I was trapped in the elevator and nowhere to rush away to. And its very slow. Slow where it needs to be replaced,but cheap city wants to repair it over and over to the point it moves so slow…

He said hi.

I said hi and thought he looks too happy for it to be this late at night.

He said you just came from work. I looked down at my scrubs and how badly I wanted to take them off and go lay down at home. I kept it to a short yea…and turned away facing the elevator doors. May sound rude,but had a guy threaten me with rape once as a pick up line and until I said I’m calling the police did he stop following me, one stalking me until he is still behind bars, the list long plus my daddy issues (I admit) , and the knowledge I have to be thin for a good relationship,sometimes I think I wish I was a lesbian instead.

He said I just came from work too. I glanced over and I was thinking ok he is lying. I said what job did you come from this late? By then the doors opened, but he kept talking. He worked at a retail job. I said you don’t look like your wearing a uniform. When I decided to take another good look at his clothes I could see he did work for the popular yet most disliked retailer. A retailer I use to work for. I told him I quit there twice (he laughed) I said I bet you hate it. He said no…I like it.

I thought he was joking or the lucky few who are favorites,so don’t suffer like the rest. I said your the first. Next minute we were talking about the company and for a rare moment I let my guard down. I thought to myself….he is too normal to be talking to me and no request for money or anything? He was of average build, almost same height as me, blonde hair and blue eyes,also in his 20’s.

The train came and I coming back to myself ready to forget such a rare moment. I rushed onto the train saying out loud well nice talking to you. I saw him right behind me boarding. I didn’t think much of it. I said he will likely sit somewhere away from me. I sat down making sure to find two empty seats and sat at the end of the end of the seat, so no one seats next me unless its too full then I will move over.

Right next to me was him. He sat right across from me. I was shocked. Somehow he began talking about his family and how unlucky he is. I was lost for words at first and said I’m unlucky too. I said if past lives are real I must of been real evil  and paying back greatly today. Oddly we had a lot in common from our love of pets, how are landlords can be too much, and when a middle age woman cut in the convo about her pets his focus was on me….not my pants or whats in my wallet, but he saw me.

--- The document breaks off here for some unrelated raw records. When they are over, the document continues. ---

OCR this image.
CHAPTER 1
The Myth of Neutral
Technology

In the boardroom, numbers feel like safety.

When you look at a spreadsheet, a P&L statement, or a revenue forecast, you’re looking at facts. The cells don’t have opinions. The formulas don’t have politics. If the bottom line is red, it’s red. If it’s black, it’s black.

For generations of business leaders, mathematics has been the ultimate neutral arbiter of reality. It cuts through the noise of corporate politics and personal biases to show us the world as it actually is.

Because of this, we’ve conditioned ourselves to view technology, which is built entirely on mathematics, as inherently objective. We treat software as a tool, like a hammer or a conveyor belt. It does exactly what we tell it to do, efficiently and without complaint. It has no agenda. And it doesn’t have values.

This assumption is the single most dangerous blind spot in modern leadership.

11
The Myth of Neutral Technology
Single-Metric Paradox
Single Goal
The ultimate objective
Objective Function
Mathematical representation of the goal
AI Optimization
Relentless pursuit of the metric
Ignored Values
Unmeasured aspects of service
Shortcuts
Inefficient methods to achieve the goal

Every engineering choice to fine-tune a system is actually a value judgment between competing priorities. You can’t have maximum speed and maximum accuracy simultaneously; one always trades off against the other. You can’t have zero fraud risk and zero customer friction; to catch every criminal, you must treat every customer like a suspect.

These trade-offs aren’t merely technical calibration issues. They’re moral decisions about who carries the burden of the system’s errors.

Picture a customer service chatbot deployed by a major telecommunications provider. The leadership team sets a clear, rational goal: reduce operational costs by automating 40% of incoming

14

A strange thing came over me. I felt comfortable with him like I known him a long time. On the train with many people soon I didn’t care who who heard our convo, or the black guy wanting to end it, for a rare moment I felt safe around this guy.

I wanted to continue riding the train just so we could keep talking, so I could listen. My stop came fast and I told him this my stop. When I got off I thought back how I wanted my distance.

I hope someday I can feel that way with someone. Comfortable and who sees me in a positive light vs what they can take away from me.